De igual modo opinan desde la Asociación de Tatuadores Profesionales, desde donde se exige “una regulación específica para el sector”, para poner fin a una situación en la que “hay gente que compra la máquina y las tintas y las utiliza sin cumplir unas condiciones sanitarias mínimas”.

Consejos prácticos

  • Antes de marcarse la piel consultar siempre con un dermatólogo

  • Deben evitar los tatuajes:
    • Las personas con enfermedades dermatólogicas (piel), crónicas y persistentes, como psoriasis.
    • Personas en cuya piel tiendan a reproducirse lesiones en forma de cicatrices.
    • Alérgicos a determinados metales, sales y pigmentos orgánicos.
    • Quienes hayan pasado por algún tipo de intervención quirúrgica que tenga tendencia a dejar cicatrices, como por ejemplo, la apendicitis. En este sentido, el jefe de Dermatología de Cruces, el doctor Díaz, recuerda que “en la parta alta del tórax y de los brazos, son bastante frecuentes las reacciones en la piel”.

Eliminar un tatuaje

“Cada vez más personas se cansan de su tatuaje y desean quitárselo”, afirma Paloma Cornejo, dermatóloga del Instituto Láser de Madrid, donde llevan cuatro años utilizando esta técnica. Este centro recibe una media de 30 a 40 consultas todos los meses y “la mitad de ellas terminan siendo intervenciones”, señala. Sus clientes habituales son mujeres jóvenes con dibujos tribales muy pequeños y varones de mediana edad, con tatuajes de motivos marineros.
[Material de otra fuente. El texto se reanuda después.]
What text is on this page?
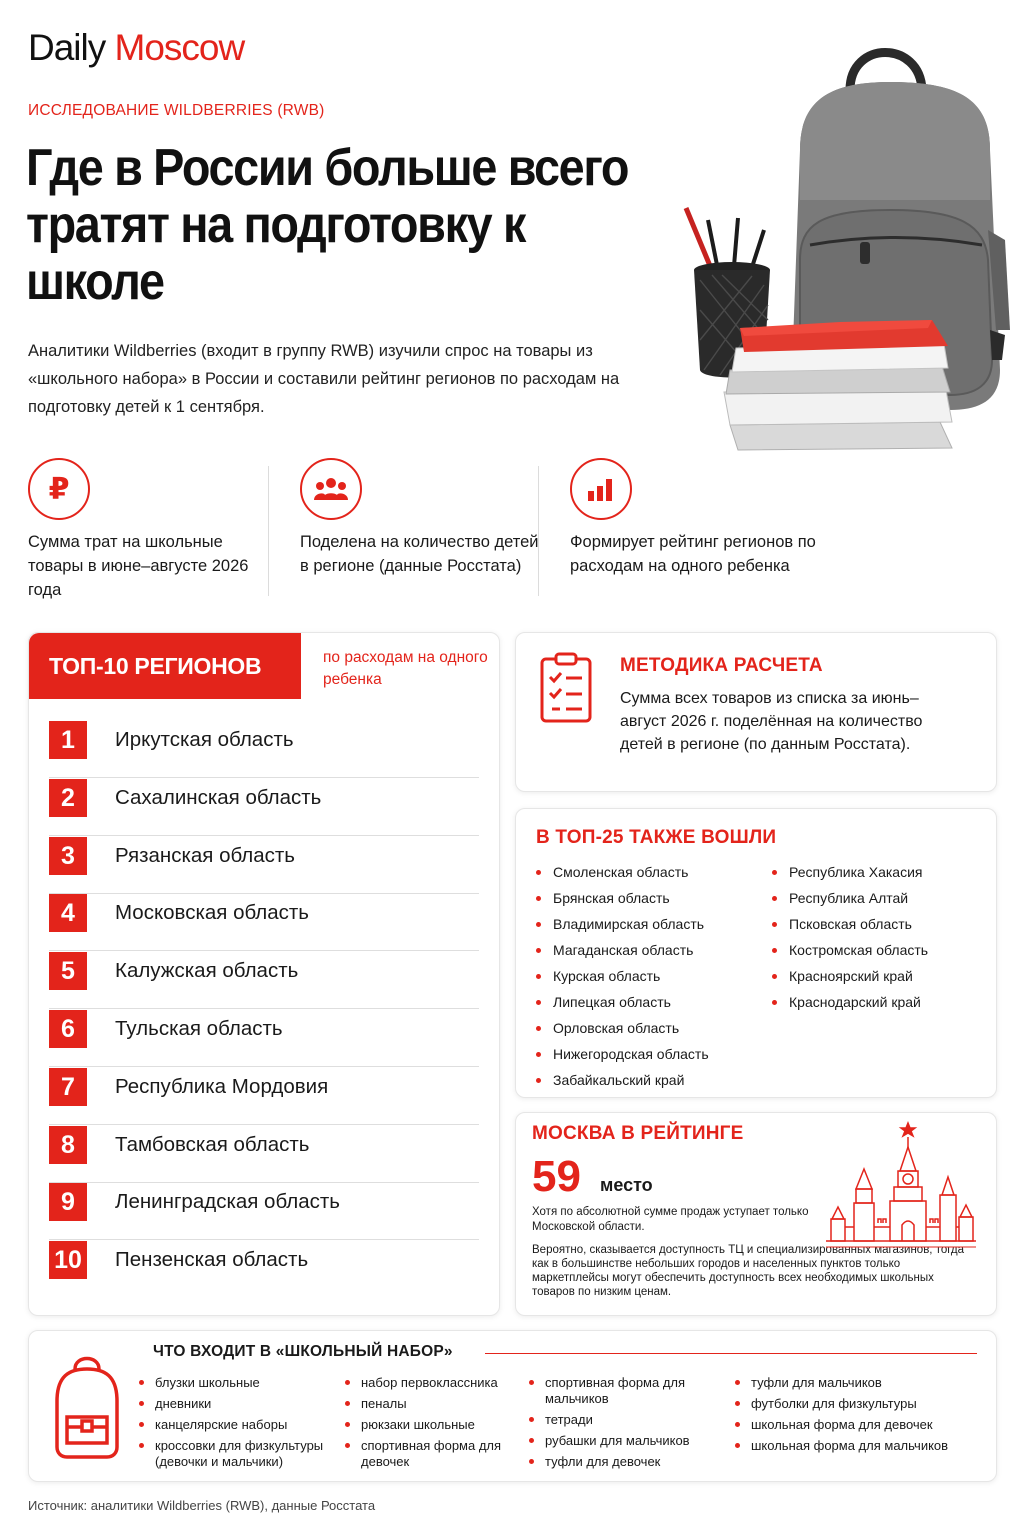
Daily Moscow
ИССЛЕДОВАНИЕ WILDBERRIES (RWB)
Где в России больше всего тратят на подготовку к школе
Аналитики Wildberries (входит в группу RWB) изучили спрос на товары из «школьного набора» в России и составили рейтинг регионов по расходам на подготовку детей к 1 сентября.
₽
Сумма трат на школьные товары в июне–августе 2026 года
Поделена на количество детей в регионе (данные Росстата)
Формирует рейтинг регионов по расходам на одного ребенка
ТОП-10 РЕГИОНОВ	по расходам на одного ребенка
1	Иркутская область
2	Сахалинская область
3	Рязанская область
4	Московская область
5	Калужская область
6	Тульская область
7	Республика Мордовия
8	Тамбовская область
9	Ленинградская область
10 Пензенская область
МЕТОДИКА РАСЧЕТА
Сумма всех товаров из списка за июнь–август 2026 г. поделённая на количество детей в регионе (по данным Росстата).
В ТОП-25 ТАКЖЕ ВОШЛИ
Смоленская область
Брянская область
Владимирская область
Магаданская область
Курская область
Липецкая область
Орловская область
Нижегородская область
Забайкальский край
Республика Хакасия
Республика Алтай
Псковская область
Костромская область
Красноярский край
Краснодарский край
МОСКВА В РЕЙТИНГЕ
59 место
Хотя по абсолютной сумме продаж уступает только Московской области.
Вероятно, сказывается доступность ТЦ и специализированных магазинов, тогда как в большинстве небольших городов и населенных пунктов только маркетплейсы могут обеспечить доступность всех необходимых школьных товаров по низким ценам.
ЧТО ВХОДИТ В «ШКОЛЬНЫЙ НАБОР»
блузки школьные
дневники
канцелярские наборы
кроссовки для физкультуры (девочки и мальчики)
набор первоклассника
пеналы
рюкзаки школьные
спортивная форма для девочек
спортивная форма для мальчиков
тетради
рубашки для мальчиков
туфли для девочек
туфли для мальчиков
футболки для физкультуры
школьная форма для девочек
школьная форма для мальчиков
Источник: аналитики Wildberries (RWB), данные Росстата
A través de unos disparos de luz, el láser funde la tinta seca que ha quedado entre las capas de la piel. “Con el láser se están obteniendo resultados muy positivos, pero nunca garantizamos que la piel vaya a quedar como antes de que el paciente se hiciera el tatuaje; porque no se trata de una depilación”, matiza la especialista.

El tipo de tatuajes que se trata en este centro especializado “son los realizados por profesionales, de color negro, decorativos y tribales”, explica Cornejo. Sin embargo, el láser tiene sus complicaciones. Esta técnica es capaz de penetrar hasta el fondo de la piel, pero, a veces, se encuentra con determinados colores “cuyas tintas resultan más difíciles de disolver”, indica la especialista.”Es el caso de los colores anaranjados y amarillos, no tanto de los negros y azules”, agrega. Además, se trata de un tratamiento pesado, ya que se necesita una media de seis sesiones para eliminarlo, dependiendo del tipo de tatuaje y de la zona del cuerpo donde esté localizad.
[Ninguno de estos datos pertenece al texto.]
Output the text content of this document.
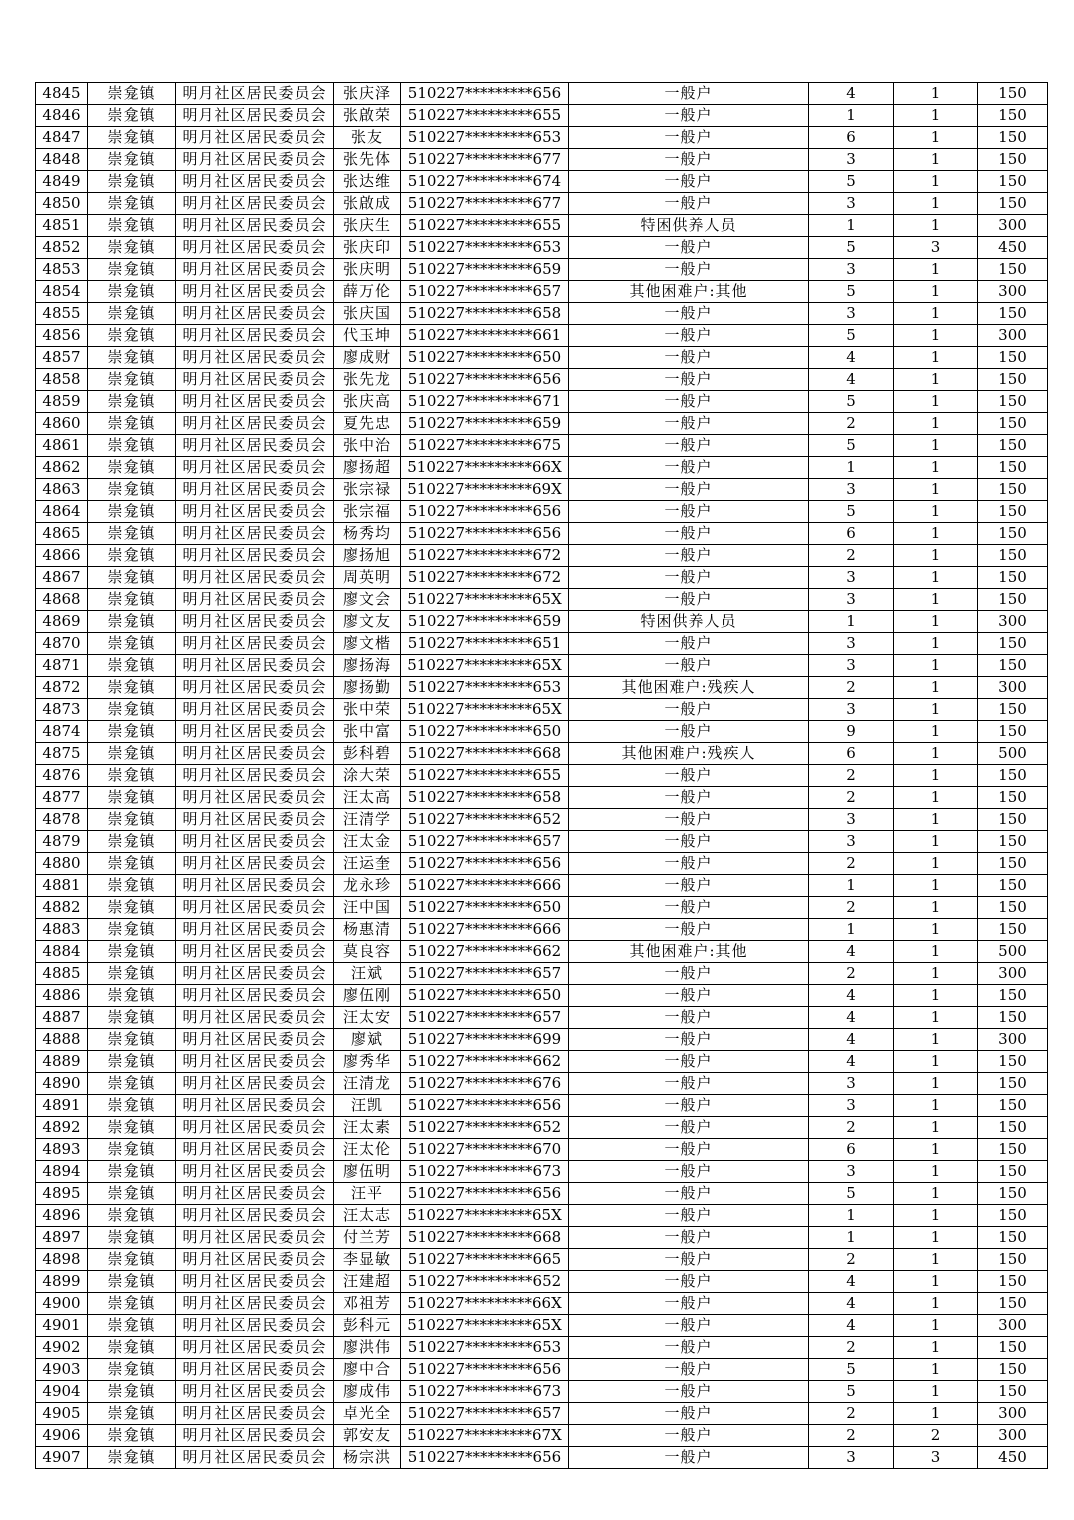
4845	崇龛镇	明月社区居民委员会	张庆泽	510227*********656	一般户	4	1	150
4846	崇龛镇	明月社区居民委员会	张啟荣	510227*********655	一般户	1	1	150
4847	崇龛镇	明月社区居民委员会	张友	510227*********653	一般户	6	1	150
4848	崇龛镇	明月社区居民委员会	张先体	510227*********677	一般户	3	1	150
4849	崇龛镇	明月社区居民委员会	张达维	510227*********674	一般户	5	1	150
4850	崇龛镇	明月社区居民委员会	张啟成	510227*********677	一般户	3	1	150
4851	崇龛镇	明月社区居民委员会	张庆生	510227*********655	特困供养人员	1	1	300
4852	崇龛镇	明月社区居民委员会	张庆印	510227*********653	一般户	5	3	450
4853	崇龛镇	明月社区居民委员会	张庆明	510227*********659	一般户	3	1	150
4854	崇龛镇	明月社区居民委员会	薛万伦	510227*********657	其他困难户:其他	5	1	300
4855	崇龛镇	明月社区居民委员会	张庆国	510227*********658	一般户	3	1	150
4856	崇龛镇	明月社区居民委员会	代玉坤	510227*********661	一般户	5	1	300
4857	崇龛镇	明月社区居民委员会	廖成财	510227*********650	一般户	4	1	150
4858	崇龛镇	明月社区居民委员会	张先龙	510227*********656	一般户	4	1	150
4859	崇龛镇	明月社区居民委员会	张庆高	510227*********671	一般户	5	1	150
4860	崇龛镇	明月社区居民委员会	夏先忠	510227*********659	一般户	2	1	150
4861	崇龛镇	明月社区居民委员会	张中治	510227*********675	一般户	5	1	150
4862	崇龛镇	明月社区居民委员会	廖扬超	510227*********66X	一般户	1	1	150
4863	崇龛镇	明月社区居民委员会	张宗禄	510227*********69X	一般户	3	1	150
4864	崇龛镇	明月社区居民委员会	张宗福	510227*********656	一般户	5	1	150
4865	崇龛镇	明月社区居民委员会	杨秀均	510227*********656	一般户	6	1	150
4866	崇龛镇	明月社区居民委员会	廖扬旭	510227*********672	一般户	2	1	150
4867	崇龛镇	明月社区居民委员会	周英明	510227*********672	一般户	3	1	150
4868	崇龛镇	明月社区居民委员会	廖文会	510227*********65X	一般户	3	1	150
4869	崇龛镇	明月社区居民委员会	廖文友	510227*********659	特困供养人员	1	1	300
4870	崇龛镇	明月社区居民委员会	廖文楷	510227*********651	一般户	3	1	150
4871	崇龛镇	明月社区居民委员会	廖扬海	510227*********65X	一般户	3	1	150
4872	崇龛镇	明月社区居民委员会	廖扬勤	510227*********653	其他困难户:残疾人	2	1	300
4873	崇龛镇	明月社区居民委员会	张中荣	510227*********65X	一般户	3	1	150
4874	崇龛镇	明月社区居民委员会	张中富	510227*********650	一般户	9	1	150
4875	崇龛镇	明月社区居民委员会	彭科碧	510227*********668	其他困难户:残疾人	6	1	500
4876	崇龛镇	明月社区居民委员会	涂大荣	510227*********655	一般户	2	1	150
4877	崇龛镇	明月社区居民委员会	汪太高	510227*********658	一般户	2	1	150
4878	崇龛镇	明月社区居民委员会	汪清学	510227*********652	一般户	3	1	150
4879	崇龛镇	明月社区居民委员会	汪太金	510227*********657	一般户	3	1	150
4880	崇龛镇	明月社区居民委员会	汪运奎	510227*********656	一般户	2	1	150
4881	崇龛镇	明月社区居民委员会	龙永珍	510227*********666	一般户	1	1	150
4882	崇龛镇	明月社区居民委员会	汪中国	510227*********650	一般户	2	1	150
4883	崇龛镇	明月社区居民委员会	杨惠清	510227*********666	一般户	1	1	150
4884	崇龛镇	明月社区居民委员会	莫良容	510227*********662	其他困难户:其他	4	1	500
4885	崇龛镇	明月社区居民委员会	汪斌	510227*********657	一般户	2	1	300
4886	崇龛镇	明月社区居民委员会	廖伍刚	510227*********650	一般户	4	1	150
4887	崇龛镇	明月社区居民委员会	汪太安	510227*********657	一般户	4	1	150
4888	崇龛镇	明月社区居民委员会	廖斌	510227*********699	一般户	4	1	300
4889	崇龛镇	明月社区居民委员会	廖秀华	510227*********662	一般户	4	1	150
4890	崇龛镇	明月社区居民委员会	汪清龙	510227*********676	一般户	3	1	150
4891	崇龛镇	明月社区居民委员会	汪凯	510227*********656	一般户	3	1	150
4892	崇龛镇	明月社区居民委员会	汪太素	510227*********652	一般户	2	1	150
4893	崇龛镇	明月社区居民委员会	汪太伦	510227*********670	一般户	6	1	150
4894	崇龛镇	明月社区居民委员会	廖伍明	510227*********673	一般户	3	1	150
4895	崇龛镇	明月社区居民委员会	汪平	510227*********656	一般户	5	1	150
4896	崇龛镇	明月社区居民委员会	汪太志	510227*********65X	一般户	1	1	150
4897	崇龛镇	明月社区居民委员会	付兰芳	510227*********668	一般户	1	1	150
4898	崇龛镇	明月社区居民委员会	李显敏	510227*********665	一般户	2	1	150
4899	崇龛镇	明月社区居民委员会	汪建超	510227*********652	一般户	4	1	150
4900	崇龛镇	明月社区居民委员会	邓祖芳	510227*********66X	一般户	4	1	150
4901	崇龛镇	明月社区居民委员会	彭科元	510227*********65X	一般户	4	1	300
4902	崇龛镇	明月社区居民委员会	廖洪伟	510227*********653	一般户	2	1	150
4903	崇龛镇	明月社区居民委员会	廖中合	510227*********656	一般户	5	1	150
4904	崇龛镇	明月社区居民委员会	廖成伟	510227*********673	一般户	5	1	150
4905	崇龛镇	明月社区居民委员会	卓光全	510227*********657	一般户	2	1	300
4906	崇龛镇	明月社区居民委员会	郭安友	510227*********67X	一般户	2	2	300
4907	崇龛镇	明月社区居民委员会	杨宗洪	510227*********656	一般户	3	3	450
Pero los resultados no están garantizados. Hay tatuajes que se eliminan por completo, pero en otros casos en la zona antes tatuada queda una especie de cicatriz enrojecida en la piel, que se “irá eliminando con una pomada antibiótica y con unas cremas regeneradoras”, indica la dermatóloga. De todas formas, “para evitar todo esto lo mejor es no tatuarse”, recomienda la especialista. En este mismo sentido, desde la Asociación de Tatuadores se recuerda que “resulta mucho más costoso y doloroso quitar un tatuaje que ponerlo. Un tatuaje pequeño se puede eliminar, pero es mucho más difícil quitar uno grande. En cuanto a los colores, los pigmentos rojos prácticamente no se pueden eliminar debido a las sustancias que componen ese color”.

Asimismo, conviene recordar que este tipo de intervenciones resultan bastante costosas. El precio de las sesiones de láser puede oscilar entre 721,21 euros y hasta 6.000 euros mensuales, dependiendo del tamaño del tatuaje y de la zona en la que esté.